Is SEC's Greg Sankey Going To Ruin The College Football Playoff Moving Forward?
Greg Sankey's push for more SEC teams in playoff sparks debate over conference power and committee decision-making for the future of college football.
The College Football Playoff committee is on shaky ground as it is, after a disastrous end to the 2025 regular season.
Its decision-making was baffling, to put it mildly. After years of punishing every single team that lost its conference championship game by at least one spot, the committee decided that Alabama simply making the SEC Championship Game was enough to ensure the Tide could not move down. Even if they lost in an embarrassing blowout.
They lost in an embarrassing blowout. And did not move down. That luxury has, again, never been afforded to any other team in the past few seasons of the Playoff committee format. The 2022-2023 committee, for example, dropped the No. 4 USC Trojans six spots in the rankings after they lost the Pac-12 Championship Game thanks to Caleb Williams getting hurt mid-game.
What motivated this decision? It's easy to pin it on the whims and vagaries of committee members, or a misplaced skepticism of the resumes from other teams. But there's another explanation that has become more widely discussed: the SEC simply wields too much power.
RELATED: Former Notre Dame QB Brady Quinn Says ESPN Is Controlling College Football Playoff
Based on some recent remarks from SEC head Greg Sankey, they're only looking to wield more of it.

SEC's Greg Sankey wants more SEC teams in the College Football Playoff field each year. (Photo by Tim Warner/Getty Images)
Greg Sankey Can't Help Himself
In an interview earlier this month on the SEC Network ahead of the selection, Sankey did some of his usual lobbying for SEC superiority. Then went further, demonstrating in one profoundly disturbing sentence what his ultimate goal is as conference commissioner.
"I actually think we deserve seven in," he said referring to the number of conference teams that should be in the playoff. "I think the seven teams that are in the top-14, half of the top 14 teams are from the SEC. That's an indication that this league is different, the expectations are different, the competition is different, and the rewards should respect each of those elements."
This is, of course, nonsense. But beyond being nonsense, it's a dangerous sign for the future of the playoff given how Sankey, the SEC, and ESPN handled this season.
As Brady Quinn brought up when talking about the selection committee and ESPN recently, the SEC was furious to get just three teams into the 12-team field after the 2024-2025 season, and even more furious that Tennessee was humiliated by Ohio State, and Notre Dame blew out Georgia. The SEC was exceptionally furious that the Texas Longhorns needed some beneficial late game officiating to avoid a well-deserved loss to Arizona State to reach the semifinal. Before themselves losing to a Big Ten team.
The SEC's superiority complex already relies on ignoring actual outcomes and data in favor of hypothetical situations. Every other conference team would lose 15 games if they played an SEC schedule. SEC teams, despite frequently losing to other conferences, would go undefeated in every other conference.

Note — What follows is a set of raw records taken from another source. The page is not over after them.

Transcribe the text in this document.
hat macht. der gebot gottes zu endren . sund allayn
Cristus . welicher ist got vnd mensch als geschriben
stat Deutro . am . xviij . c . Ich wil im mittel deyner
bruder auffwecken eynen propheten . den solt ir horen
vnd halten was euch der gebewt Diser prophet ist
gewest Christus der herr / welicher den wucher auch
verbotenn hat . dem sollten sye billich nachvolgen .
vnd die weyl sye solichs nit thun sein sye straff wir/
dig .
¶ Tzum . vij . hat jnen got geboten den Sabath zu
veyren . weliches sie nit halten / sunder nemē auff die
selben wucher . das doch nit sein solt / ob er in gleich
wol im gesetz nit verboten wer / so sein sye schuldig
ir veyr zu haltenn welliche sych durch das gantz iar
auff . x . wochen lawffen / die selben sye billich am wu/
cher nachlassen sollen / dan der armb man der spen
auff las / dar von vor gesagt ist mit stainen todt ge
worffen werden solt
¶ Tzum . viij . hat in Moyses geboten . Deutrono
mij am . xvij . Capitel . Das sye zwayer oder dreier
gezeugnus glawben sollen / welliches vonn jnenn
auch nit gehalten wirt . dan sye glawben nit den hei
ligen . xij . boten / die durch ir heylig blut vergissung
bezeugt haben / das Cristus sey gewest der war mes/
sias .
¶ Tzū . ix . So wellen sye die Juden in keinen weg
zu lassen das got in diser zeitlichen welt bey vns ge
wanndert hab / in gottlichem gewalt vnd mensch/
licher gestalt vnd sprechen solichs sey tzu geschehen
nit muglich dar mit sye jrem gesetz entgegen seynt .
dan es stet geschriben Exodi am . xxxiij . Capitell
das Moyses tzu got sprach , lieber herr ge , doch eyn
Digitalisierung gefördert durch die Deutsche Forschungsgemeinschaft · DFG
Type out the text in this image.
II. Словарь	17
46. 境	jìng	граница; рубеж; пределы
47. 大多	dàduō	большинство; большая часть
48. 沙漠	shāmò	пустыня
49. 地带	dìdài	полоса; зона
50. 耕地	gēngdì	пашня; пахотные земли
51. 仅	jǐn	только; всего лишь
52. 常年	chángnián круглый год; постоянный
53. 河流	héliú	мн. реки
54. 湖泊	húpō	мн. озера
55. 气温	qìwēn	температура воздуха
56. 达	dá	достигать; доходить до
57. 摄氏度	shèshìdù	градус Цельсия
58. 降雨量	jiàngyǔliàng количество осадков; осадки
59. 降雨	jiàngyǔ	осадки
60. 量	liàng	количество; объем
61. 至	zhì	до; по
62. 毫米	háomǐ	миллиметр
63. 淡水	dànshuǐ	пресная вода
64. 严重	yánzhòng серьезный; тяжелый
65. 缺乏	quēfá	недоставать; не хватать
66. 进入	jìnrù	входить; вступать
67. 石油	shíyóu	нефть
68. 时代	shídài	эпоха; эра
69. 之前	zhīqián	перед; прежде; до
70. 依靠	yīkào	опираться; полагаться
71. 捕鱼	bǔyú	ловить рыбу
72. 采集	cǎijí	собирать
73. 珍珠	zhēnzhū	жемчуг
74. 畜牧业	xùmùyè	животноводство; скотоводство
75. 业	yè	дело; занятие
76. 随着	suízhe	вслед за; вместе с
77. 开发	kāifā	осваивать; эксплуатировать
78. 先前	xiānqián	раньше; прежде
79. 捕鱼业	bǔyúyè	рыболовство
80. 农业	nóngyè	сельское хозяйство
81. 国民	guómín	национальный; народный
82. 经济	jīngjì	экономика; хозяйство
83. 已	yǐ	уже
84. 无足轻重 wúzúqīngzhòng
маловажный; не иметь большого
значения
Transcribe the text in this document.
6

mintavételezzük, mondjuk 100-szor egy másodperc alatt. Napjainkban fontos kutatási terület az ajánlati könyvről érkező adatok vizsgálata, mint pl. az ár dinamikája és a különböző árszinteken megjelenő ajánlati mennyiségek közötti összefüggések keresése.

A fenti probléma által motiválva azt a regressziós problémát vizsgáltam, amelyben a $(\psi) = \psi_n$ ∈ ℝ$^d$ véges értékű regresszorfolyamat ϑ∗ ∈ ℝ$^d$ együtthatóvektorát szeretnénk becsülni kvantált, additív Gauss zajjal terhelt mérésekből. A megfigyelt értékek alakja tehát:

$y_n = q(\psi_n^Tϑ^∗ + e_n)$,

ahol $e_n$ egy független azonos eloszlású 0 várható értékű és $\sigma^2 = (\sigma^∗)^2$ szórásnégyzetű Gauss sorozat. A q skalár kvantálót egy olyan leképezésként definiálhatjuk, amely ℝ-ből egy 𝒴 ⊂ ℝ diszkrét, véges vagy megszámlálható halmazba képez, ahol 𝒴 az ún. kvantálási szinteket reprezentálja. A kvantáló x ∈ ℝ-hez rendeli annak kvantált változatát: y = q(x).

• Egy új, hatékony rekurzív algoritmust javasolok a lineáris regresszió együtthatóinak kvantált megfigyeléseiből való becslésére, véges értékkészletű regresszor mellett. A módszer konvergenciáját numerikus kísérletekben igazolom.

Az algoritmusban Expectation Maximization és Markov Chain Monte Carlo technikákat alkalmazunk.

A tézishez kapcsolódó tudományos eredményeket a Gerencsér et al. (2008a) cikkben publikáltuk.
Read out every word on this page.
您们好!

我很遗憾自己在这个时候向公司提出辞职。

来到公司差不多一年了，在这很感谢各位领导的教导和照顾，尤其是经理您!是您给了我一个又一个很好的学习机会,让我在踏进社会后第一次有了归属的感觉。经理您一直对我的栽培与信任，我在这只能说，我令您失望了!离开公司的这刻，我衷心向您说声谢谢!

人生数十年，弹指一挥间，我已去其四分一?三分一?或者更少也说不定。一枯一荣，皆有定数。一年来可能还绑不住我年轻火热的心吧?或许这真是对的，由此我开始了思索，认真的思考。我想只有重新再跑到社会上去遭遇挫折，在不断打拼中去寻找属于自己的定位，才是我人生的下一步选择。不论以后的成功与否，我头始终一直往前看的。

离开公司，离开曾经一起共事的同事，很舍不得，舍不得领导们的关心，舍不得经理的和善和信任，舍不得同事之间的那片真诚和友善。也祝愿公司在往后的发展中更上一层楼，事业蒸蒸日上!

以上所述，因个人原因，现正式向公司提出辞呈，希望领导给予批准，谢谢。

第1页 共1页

When data shows that SEC teams don't deserve to be included, that data is wrong. It's a forcefield of willful blindness.
That's all well and good. Let them think what they want, right? Except that delusional mindset extends to the top, and the top is frequently in contact with partners at ESPN, who are heavily in control of the playoff selection process. Again, does this mean there's some grand conspiracy where Sankey calls over and the committee does what he says? No, of course not.
But it's abundantly clear that the committee heard the farcical arguments inaccurately pushed by ESPN personalities in the lead up to the SEC Championship Game, and while it was happening, that Alabama simply could not be punished for losing. BYU could be punished for losing the Big 12 Championship Game, but Alabama could not. Even if the Tide's one big accomplishment didn't outweigh inconsistent, often extremely unimpressive performances.
There's no doubt that ESPN, and the committee itself, heard complaints from SEC fans and coaches about undeserving 9-3 teams like Ole Miss and South Carolina making the playoff in last year's edition. The thinking there was a near copy of Sankey's rhetoric in that interview; whatever SEC teams do just counts for more because they are wearing the correct conference patch. Sold-out home stadiums automatically mean the team on the field is superior to other conferences with lesser attendance. It doesn't even matter when the team stinks, because that too is a sign of the SEC's depth.
This is the concern moving forward. Sankey is one of the most powerful, if not the most powerful, person in college football right now. He wields an enormous amount of influence. And when he is selling the message that the SEC should make up nearly 60 percent of the playoff field, because any team that has an even remotely decent season in the SEC should get what it wants, it's extremely dangerous.
They got five in, when they deserved, at most, four. How much worse will it get next year, when the SEC moves to nine conference games? The naval gazing and self-obsession with wins over Kentucky and Mississippi State and big-name teams that aren't actually good is going to reach nauseating new heights.
Pushing for four-loss SEC teams to reach the playoff sounds ridiculous, but Sankey's signaling that's exactly where he's heading. And with the power he wields, he might actually be able to influence his propaganda partners, and by extension, the susceptible committee to do what he wants.